Power Finance Corporation Ltd : Growth revival with improving asset quality; Attractive valuations - Emkay Global
Growth revival with improving asset quality; Attractive valuations
We are initiating coverage on Power Finance Corp. (PFC) with a Buy rating and a TP of Rs210 (+73% upside). Our TP implies 1.0x FY23E adjusted standalone P/B multiple and 6x P/E. We believe that with the rising share of PSU exposure and stringent underwriting practices, PFC’s asset quality trend is likely to improve. Our account-byaccount analysis of stressed assets indicates that the current provision coverage is adequate for previous years’ NPAs. In our view, the government’s Aatmanirbhar Bharat package for discoms should boost loan growth in the near term.
* Legacy NPAs from private sector; zero credit loss in government-backed entities: Despite stringent underwriting standards, PFC witnessed volatile asset quality trends due to private sector exposure; NPA formation here was a result of regulatory changes, which affected all power sector lenders. As of Sep’20, the private sector accounted for 16% (Rs611bn) of PFC’s loan book, of which 43% was already recognized as NPAs. We remain comfortable with the rising share of Government/PSU sector (including state utilities) in PFC’s loan book, since it potentially entails lower credit losses.
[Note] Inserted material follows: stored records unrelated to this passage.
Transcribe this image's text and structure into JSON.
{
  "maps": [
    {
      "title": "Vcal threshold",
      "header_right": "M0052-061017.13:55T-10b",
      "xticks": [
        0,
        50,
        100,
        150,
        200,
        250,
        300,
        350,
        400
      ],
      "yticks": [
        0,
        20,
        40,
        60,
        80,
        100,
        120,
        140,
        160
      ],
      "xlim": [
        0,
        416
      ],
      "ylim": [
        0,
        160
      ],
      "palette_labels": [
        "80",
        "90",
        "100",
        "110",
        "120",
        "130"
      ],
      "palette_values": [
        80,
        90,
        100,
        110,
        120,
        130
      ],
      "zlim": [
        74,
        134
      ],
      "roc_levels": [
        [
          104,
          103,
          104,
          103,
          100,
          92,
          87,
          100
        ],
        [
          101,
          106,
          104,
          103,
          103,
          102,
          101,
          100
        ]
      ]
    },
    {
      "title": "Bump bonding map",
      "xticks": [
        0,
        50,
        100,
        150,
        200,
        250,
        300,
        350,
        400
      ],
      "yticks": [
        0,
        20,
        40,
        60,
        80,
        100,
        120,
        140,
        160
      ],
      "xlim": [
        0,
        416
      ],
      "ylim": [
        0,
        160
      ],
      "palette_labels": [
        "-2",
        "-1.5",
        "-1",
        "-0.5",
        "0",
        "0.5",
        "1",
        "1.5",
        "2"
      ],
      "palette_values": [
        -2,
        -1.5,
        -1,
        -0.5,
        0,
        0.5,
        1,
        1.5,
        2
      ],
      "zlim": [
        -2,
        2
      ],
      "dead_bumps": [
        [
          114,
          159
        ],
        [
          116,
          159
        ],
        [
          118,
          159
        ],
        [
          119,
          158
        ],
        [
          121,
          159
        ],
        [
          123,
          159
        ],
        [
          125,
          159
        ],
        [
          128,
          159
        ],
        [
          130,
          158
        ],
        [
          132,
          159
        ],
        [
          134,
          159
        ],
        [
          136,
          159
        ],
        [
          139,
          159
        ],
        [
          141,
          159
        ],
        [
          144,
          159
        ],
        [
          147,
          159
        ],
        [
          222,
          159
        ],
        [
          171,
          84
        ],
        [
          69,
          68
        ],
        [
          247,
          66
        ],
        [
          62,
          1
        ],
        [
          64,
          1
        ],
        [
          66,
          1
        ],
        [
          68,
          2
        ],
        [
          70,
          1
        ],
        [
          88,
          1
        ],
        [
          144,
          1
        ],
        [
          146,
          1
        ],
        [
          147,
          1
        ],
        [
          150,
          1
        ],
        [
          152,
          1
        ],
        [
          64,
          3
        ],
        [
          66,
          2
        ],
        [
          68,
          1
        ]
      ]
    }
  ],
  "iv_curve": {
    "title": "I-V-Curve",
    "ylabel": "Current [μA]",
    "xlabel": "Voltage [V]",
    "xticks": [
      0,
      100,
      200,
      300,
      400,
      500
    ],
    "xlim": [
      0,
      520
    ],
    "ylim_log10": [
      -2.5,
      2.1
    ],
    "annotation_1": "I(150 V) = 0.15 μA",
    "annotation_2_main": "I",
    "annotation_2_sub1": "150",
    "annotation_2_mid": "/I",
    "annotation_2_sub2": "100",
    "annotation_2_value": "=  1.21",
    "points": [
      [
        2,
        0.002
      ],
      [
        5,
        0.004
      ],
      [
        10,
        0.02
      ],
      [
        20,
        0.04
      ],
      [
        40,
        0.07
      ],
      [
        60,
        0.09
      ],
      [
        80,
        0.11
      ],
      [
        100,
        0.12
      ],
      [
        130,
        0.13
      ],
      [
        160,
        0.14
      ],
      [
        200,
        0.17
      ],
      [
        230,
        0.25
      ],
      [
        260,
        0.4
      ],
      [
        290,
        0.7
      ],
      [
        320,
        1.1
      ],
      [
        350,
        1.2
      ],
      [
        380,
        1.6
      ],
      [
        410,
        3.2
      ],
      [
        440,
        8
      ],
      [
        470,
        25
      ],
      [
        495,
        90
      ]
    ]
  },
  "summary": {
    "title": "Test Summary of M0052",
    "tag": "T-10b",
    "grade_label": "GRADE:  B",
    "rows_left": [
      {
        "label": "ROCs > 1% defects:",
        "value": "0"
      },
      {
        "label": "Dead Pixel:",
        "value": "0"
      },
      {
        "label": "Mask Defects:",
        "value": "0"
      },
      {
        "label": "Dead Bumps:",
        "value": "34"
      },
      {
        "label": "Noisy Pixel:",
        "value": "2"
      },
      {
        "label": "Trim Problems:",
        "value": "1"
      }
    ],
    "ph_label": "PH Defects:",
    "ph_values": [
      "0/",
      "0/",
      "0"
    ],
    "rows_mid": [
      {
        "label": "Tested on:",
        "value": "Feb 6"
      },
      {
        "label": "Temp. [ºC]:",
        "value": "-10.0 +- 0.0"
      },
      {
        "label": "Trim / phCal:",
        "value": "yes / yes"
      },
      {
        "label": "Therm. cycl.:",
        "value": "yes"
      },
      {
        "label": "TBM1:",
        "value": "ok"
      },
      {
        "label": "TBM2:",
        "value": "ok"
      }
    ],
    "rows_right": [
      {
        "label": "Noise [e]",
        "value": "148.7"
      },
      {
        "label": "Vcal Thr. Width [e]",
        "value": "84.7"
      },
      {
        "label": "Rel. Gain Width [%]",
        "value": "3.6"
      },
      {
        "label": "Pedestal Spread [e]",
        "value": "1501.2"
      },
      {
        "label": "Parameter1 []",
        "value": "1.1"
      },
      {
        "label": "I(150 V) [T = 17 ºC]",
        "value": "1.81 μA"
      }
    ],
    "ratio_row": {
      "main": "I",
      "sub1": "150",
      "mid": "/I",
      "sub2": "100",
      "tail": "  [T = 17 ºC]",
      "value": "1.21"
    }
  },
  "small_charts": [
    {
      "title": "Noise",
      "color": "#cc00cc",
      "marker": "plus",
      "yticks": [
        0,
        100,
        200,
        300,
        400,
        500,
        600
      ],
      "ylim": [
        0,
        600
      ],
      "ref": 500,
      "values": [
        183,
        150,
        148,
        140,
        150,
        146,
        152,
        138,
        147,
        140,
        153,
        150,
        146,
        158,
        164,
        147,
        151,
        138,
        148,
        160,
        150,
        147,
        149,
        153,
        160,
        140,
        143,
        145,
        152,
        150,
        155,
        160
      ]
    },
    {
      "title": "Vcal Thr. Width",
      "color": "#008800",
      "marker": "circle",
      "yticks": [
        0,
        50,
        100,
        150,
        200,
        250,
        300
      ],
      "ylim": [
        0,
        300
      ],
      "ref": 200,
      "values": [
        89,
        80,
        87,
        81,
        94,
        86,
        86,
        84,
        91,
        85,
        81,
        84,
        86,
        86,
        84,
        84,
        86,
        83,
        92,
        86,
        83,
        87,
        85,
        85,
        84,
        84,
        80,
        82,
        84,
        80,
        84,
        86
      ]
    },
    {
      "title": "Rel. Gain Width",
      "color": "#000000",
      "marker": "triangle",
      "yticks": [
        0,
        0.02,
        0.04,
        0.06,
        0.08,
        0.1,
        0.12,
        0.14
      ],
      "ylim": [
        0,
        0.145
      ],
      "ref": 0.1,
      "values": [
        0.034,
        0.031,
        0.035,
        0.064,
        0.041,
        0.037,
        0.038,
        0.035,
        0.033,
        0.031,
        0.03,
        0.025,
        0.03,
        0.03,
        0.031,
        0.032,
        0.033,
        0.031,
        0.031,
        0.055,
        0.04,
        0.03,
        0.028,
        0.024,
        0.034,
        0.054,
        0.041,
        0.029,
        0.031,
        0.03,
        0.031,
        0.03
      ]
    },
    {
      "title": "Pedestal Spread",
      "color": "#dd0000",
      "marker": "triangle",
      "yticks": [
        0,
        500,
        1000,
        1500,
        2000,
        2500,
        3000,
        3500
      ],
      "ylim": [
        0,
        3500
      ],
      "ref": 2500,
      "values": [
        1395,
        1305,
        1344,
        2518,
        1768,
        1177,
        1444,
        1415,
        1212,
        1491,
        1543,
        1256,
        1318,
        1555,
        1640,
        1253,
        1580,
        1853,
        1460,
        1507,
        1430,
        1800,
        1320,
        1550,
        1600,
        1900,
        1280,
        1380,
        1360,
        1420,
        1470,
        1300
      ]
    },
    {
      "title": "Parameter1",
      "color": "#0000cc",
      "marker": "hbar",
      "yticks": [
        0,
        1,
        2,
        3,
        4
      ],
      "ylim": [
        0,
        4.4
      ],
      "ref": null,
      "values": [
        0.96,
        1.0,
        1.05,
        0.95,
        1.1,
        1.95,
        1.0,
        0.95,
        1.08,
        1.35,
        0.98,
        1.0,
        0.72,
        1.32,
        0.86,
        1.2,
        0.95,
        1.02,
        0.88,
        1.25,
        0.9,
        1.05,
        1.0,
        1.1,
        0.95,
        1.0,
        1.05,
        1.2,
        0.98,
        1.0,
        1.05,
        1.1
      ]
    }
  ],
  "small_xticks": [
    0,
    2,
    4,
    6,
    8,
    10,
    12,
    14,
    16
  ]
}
* Provisions towards legacy NPAs are adequate: Our account-by-account analysis of the existing stressed asset pool suggests limited risk of additional credit costs. We expect the overall haircut on the existing stressed portfolio to be 48-50%; therefore, the current provision coverage of 56% is adequate. With gradual resolution of NPAs, we expect some reversal in provisions over a period of time; however, we are not building in the same in our estimates.
* Aatmanirbhar package to boost loan growth; may need to look beyond power sector to sustain growth: In a major push to revive financial health of ailing discoms, the government under the Aatmanirbhar scheme has decided to infuse liquidity of Rs1.2tn through PFC and REC. As state discoms seek loans and receive sanctions (Rs311bn sanctioned so far), we expect a steady revival in disbursements. In our view, PFC’s Genco book has largely peaked, given the current low-PLF operating environment, and as future generation capacity will largely come in the renewables segment (PFC’s market share is low here). Accordingly, the government may allow PFC to expand beyond the power sector, which could help it avoid stagnation/decline beyond the next 2-3 years, in our view.
* TP of Rs210 based on excess-return methodology: We value PFC on the basis of a sum-of-the-parts (SOTP); standalone PFC is valued by discounting profits in excess of CoE, and we add the value of 52.6% stake in REC at the current market cap after a 30% holdco discount. We model a 25% dividend payout ratio (DPR) through FY23E and 50% thereafter. Our bull case scenario yields Mar’22 fair value of Rs265, based on: (1) a 50% DPR in FY22E/FY23E; (2) REC valuation done at a multiple similar to that of PFC.
* Key risks: PFC has 58% of its FX exposure unhedged. We model FX losses based on 1.5% annual INR depreciation; however, a more adverse FX movement could impact our earnings forecasts. Further, we build in a 50% DPR beyond FY23, but if the RBI maintains dividend restrictions, our TP would be adversely affected by lower RoEs.